CPA Group Partners to Support Neurodiverse Professionals

The OSCPAs has intensified its DE&I efforts to focus on the neurodivergent

Since summer 2022, the Ohio Society of CPAs (OSCPAs), an OSAP member organization, has intensified its DE&I efforts around neurodiversity by partnering with an employment agency that supports job candidates with ADHD, autism, and other cognitive disabilities.

According to OSCPA Chief Learning Officer Tiffany Crosby, the association’s partnership with CAI Neurodiverse Solutions is an extension of work the association has been doing in the past five years to make those disabilities part of its DE&I work. 

“We had been talking to firms to consider that as part of their [DEI] strategy,” Crosby said. “Some of the bigger firms recognize that the profession is changing and have become more open to it, and started to realize there were opportunities to bring in different cognitive styles.”

Crosby, who also heads up OSCPA’s DE&I efforts, reached out to CAI after seeing a presentation of theirs in 2021, and formalized the partnership the following year. CAI works directly with CPA firms to provide guidance on interviewing, onboarding, and managing neurodiverse employees, who might respond to those processes differently. For instance, Crosby said, candidates with ADHD or autism may be more likely to experience cognitive overload, which can make the traditional one-after-the-next string of interviews exhausting. 

“We’re not asking firms to change their entire interview process,” she said. “But maybe the interviews don’t need to happen on the same day, or if they do, perhaps there can be recovery time between the interviews.”

“If you have a talent shortage and you haven’t figured out where to get additional resources, have you looked everywhere?,” CAI Vice President Anthony Pacilio told the publication Inside Public Accounting in a recent article on the program. “This is one place where people don’t often look, even though these individuals are just as productive and may even exceed expectations.”

Under the partnership, CAI will work with the candidates and employees by providing training to prepare for interviews as well as on-the-job mentoring and professional development.
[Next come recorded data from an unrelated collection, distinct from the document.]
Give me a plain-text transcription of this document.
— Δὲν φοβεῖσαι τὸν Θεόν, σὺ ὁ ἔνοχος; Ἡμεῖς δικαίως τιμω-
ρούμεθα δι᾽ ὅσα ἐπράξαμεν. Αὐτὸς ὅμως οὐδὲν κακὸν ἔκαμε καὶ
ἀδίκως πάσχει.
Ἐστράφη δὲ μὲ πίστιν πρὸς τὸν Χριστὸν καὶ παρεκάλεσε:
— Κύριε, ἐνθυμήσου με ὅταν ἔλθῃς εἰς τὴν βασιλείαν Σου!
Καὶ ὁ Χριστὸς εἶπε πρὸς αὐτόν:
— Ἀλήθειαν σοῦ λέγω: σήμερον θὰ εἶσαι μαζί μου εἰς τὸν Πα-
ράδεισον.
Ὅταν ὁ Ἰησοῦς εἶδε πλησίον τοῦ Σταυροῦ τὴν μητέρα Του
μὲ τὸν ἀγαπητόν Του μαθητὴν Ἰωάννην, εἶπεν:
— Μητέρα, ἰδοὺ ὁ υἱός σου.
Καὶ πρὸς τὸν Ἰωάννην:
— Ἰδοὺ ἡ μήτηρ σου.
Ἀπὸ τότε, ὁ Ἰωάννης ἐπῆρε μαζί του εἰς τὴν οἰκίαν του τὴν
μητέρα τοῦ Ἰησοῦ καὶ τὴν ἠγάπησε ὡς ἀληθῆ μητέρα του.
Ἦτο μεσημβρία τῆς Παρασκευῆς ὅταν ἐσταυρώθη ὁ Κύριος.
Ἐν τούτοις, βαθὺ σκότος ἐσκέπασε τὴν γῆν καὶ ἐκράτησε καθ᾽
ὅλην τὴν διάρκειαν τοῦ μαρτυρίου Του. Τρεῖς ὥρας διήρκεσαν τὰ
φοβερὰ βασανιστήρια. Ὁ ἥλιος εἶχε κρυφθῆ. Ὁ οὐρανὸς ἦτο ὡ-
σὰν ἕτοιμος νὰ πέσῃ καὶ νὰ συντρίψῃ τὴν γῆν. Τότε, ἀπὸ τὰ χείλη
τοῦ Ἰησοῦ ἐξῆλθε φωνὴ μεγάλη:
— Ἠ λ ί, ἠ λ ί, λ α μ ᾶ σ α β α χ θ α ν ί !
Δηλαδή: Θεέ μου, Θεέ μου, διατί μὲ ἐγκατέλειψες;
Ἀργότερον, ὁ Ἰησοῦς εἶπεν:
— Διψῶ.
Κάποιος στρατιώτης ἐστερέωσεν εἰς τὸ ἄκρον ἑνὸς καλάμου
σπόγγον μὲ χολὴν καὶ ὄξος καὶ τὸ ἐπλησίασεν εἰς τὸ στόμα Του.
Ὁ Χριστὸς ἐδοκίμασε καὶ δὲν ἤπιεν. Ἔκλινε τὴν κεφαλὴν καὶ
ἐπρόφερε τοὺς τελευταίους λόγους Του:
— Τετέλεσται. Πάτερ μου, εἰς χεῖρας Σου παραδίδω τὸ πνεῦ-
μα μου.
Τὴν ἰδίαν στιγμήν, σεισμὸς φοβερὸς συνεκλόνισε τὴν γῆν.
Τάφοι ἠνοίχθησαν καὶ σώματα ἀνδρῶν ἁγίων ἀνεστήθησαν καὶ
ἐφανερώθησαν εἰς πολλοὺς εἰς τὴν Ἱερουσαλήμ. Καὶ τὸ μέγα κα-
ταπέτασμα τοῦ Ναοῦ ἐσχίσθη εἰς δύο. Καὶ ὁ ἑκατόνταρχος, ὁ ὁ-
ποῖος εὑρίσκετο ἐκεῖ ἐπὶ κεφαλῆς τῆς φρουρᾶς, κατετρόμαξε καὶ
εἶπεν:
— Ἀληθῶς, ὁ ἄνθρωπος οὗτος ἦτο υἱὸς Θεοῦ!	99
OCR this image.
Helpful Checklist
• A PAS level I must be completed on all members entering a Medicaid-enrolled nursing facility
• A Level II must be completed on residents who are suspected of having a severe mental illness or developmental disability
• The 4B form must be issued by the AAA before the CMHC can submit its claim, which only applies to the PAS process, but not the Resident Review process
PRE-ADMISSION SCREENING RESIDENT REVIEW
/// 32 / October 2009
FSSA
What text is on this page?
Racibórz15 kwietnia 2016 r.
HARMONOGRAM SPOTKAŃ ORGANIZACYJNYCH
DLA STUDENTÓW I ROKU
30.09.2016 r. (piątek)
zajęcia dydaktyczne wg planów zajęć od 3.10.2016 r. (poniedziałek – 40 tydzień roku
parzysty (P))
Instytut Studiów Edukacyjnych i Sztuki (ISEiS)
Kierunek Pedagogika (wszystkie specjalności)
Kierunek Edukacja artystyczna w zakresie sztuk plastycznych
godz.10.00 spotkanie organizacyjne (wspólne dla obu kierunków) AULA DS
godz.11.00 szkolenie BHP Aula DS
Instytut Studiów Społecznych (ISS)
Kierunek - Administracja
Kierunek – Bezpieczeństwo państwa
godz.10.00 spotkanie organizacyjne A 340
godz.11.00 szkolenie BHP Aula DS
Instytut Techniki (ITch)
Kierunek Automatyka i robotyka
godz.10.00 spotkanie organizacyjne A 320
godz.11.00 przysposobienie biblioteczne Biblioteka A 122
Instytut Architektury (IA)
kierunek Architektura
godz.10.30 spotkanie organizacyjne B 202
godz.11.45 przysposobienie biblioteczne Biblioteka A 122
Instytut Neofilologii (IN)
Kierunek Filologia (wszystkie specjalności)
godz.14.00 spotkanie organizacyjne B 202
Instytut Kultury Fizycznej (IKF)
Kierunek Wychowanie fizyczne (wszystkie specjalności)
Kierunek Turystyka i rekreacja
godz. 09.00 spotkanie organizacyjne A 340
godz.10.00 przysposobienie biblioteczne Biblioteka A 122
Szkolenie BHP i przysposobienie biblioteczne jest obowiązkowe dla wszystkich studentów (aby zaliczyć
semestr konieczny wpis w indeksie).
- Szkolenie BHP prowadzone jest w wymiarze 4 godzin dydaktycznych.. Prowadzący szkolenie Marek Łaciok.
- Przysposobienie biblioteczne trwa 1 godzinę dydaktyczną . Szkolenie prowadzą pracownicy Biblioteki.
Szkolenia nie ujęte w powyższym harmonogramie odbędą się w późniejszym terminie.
Employees hired through the program will work under contract with CAI for a year, with the hope that they will transition into full-time employees after that period. 

OSCPA, for its part, will connect with firms to provide training on neurodiverse elements of DEI. “Our focus is to help those who are making the change,” Crosby said. “We’re making sure that sure that your staff, your managers, your leaders have this inclusive mindset so that this arrangement will work.” Since its launch, six firms have connected with OSCPA expressing interest in the program, Crosby said.

Crosby notes that many organizations report that efforts made to support neurodiverse employees often end up benefiting the organization as a whole.

“Candidates who wouldn’t put themselves on the neurodiverse spectrum often find those interview processes draining as well, so they end up having a better experience,” she said. “I found that in a lot of diversity efforts, by addressing the needs of a particular group, you end up improving the experience of everyone.”